Mesures objectives et subjectives du bien-être

Définition et l’intérêt de la mesure du bien-être objectif

La mesure objective du bien-être représente « l’évaluation de la situation d’une personne à partir de critères objectifs sur, par exemple, les conditions de vie matérielles, le niveau d’éducation, l’insécurité économique et physique » 1 On a déjà évoqué le fait que le « bien-être » est une notion complexe. Sa définition est différente d’un économiste à l’autre, mais elle fait généralement intervenir les concepts de prospérité, de santé et de bonheur. Toutefois, il est apparu nécessaire d’avoir une mesure aussi simple, précise et compréhensive pour le grand public. Le bien-être objectif est expliqué à travers l’accroissement des potentialités y compris la capacité des personnes à disposer de plusieurs formes de capital (physique, humain, et social) : revenu, emploi, terre, droits de propriété, réseaux, interactions sociales2 .

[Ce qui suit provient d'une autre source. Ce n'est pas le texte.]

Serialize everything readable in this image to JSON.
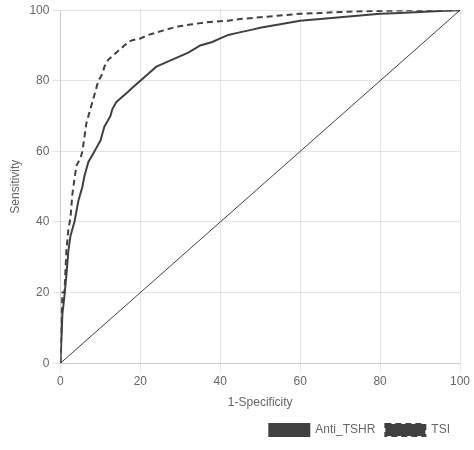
{
  "chart_data": {
    "type": "line",
    "xlabel": "1-Specificity",
    "ylabel": "Sensitivity",
    "xlim": [
      0,
      100
    ],
    "ylim": [
      0,
      100
    ],
    "xticks": [
      0,
      20,
      40,
      60,
      80,
      100
    ],
    "yticks": [
      0,
      20,
      40,
      60,
      80,
      100
    ],
    "grid": true,
    "legend": "lower right",
    "series": [
      {
        "color": "#404040",
        "line_style": "solid",
        "x": [
          0,
          100
        ],
        "values": [
          0,
          100
        ]
      },
      {
        "name": "Anti_TSHR",
        "color": "#404040",
        "line_style": "solid",
        "x": [
          0,
          0.5,
          1.0,
          1.5,
          2.0,
          2.5,
          3.0,
          3.5,
          4.0,
          4.5,
          5.0,
          5.5,
          6.0,
          6.5,
          7.0,
          7.5,
          8.0,
          8.5,
          9.0,
          9.5,
          10.0,
          10.5,
          11.0,
          11.5,
          12.0,
          12.5,
          13.0,
          14.0,
          15.0,
          16.0,
          17.0,
          18.0,
          19.0,
          20.0,
          21.0,
          22.0,
          24.0,
          26.0,
          28.0,
          30.0,
          32.0,
          35.0,
          38.0,
          40.0,
          42.0,
          44.0,
          46.0,
          48.0,
          50.0,
          55.0,
          60.0,
          65.0,
          70.0,
          75.0,
          80.0,
          85.0,
          90.0,
          95.0,
          100.0
        ],
        "values": [
          0,
          14,
          19,
          25,
          32,
          36,
          38,
          40,
          43,
          46,
          48,
          50,
          53,
          55,
          57,
          58,
          59,
          60,
          61,
          62,
          63,
          65,
          67,
          68,
          69,
          70,
          72,
          74,
          75,
          76,
          77,
          78,
          79,
          80,
          81,
          82,
          84,
          85,
          86,
          87,
          88,
          90,
          91,
          92,
          93,
          93.5,
          94,
          94.5,
          95,
          96,
          97,
          97.5,
          98,
          98.5,
          99,
          99.2,
          99.5,
          99.8,
          100
        ]
      },
      {
        "name": "TSI",
        "color": "#404040",
        "line_style": "dashed",
        "x": [
          0,
          0.5,
          1.0,
          1.5,
          2.0,
          2.5,
          3.0,
          3.5,
          4.0,
          4.5,
          5.0,
          5.5,
          6.0,
          6.5,
          7.0,
          7.5,
          8.0,
          8.5,
          9.0,
          9.5,
          10.0,
          10.5,
          11.0,
          12.0,
          13.0,
          14.0,
          15.0,
          16.0,
          17.0,
          18.0,
          20.0,
          22.0,
          25.0,
          28.0,
          30.0,
          33.0,
          36.0,
          39.0,
          42.0,
          45.0,
          50.0,
          55.0,
          60.0,
          65.0,
          70.0,
          75.0,
          80.0,
          85.0,
          90.0,
          95.0,
          100.0
        ],
        "values": [
          0,
          20,
          20,
          32,
          38,
          41,
          48,
          52,
          56,
          57,
          58,
          60,
          64,
          68,
          70,
          72,
          74,
          76,
          78,
          80,
          81,
          82,
          84,
          86,
          87,
          88,
          89,
          90,
          91,
          91.5,
          92,
          93,
          94,
          95,
          95.5,
          96,
          96.5,
          96.8,
          97,
          97.5,
          98,
          98.5,
          99,
          99.2,
          99.5,
          99.7,
          99.8,
          99.9,
          100,
          100,
          100
        ]
      }
    ]
  }
}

Il s’agit essentiellement d’élaborer une mesure qui va permettre une comparaison dans le temps et dans l’espace, le but de cette mesure est de stimuler la réflexion sur les politiques publiques et de constituer un outil de débat et de questionnement permanent avec l’ensemble des citoyens. Les instruments de mesure du bien-être des sociétés ont évolué au cours du XXème siècle, d’une approche surtout économique à une approche « globale » : en d’autres termes, parler aujourd’hui de « bien-être » dans une société revient à prendre en compte une multitude de critères relatifs à l’épanouissement social d’une personne, non seulement économiques tels le logement, l’emploi, l’éducation, mais aussi les relations de couples qui rentrent dans différents indicateurs de bienêtre développés par des Etats ou par des organisations internationales3 .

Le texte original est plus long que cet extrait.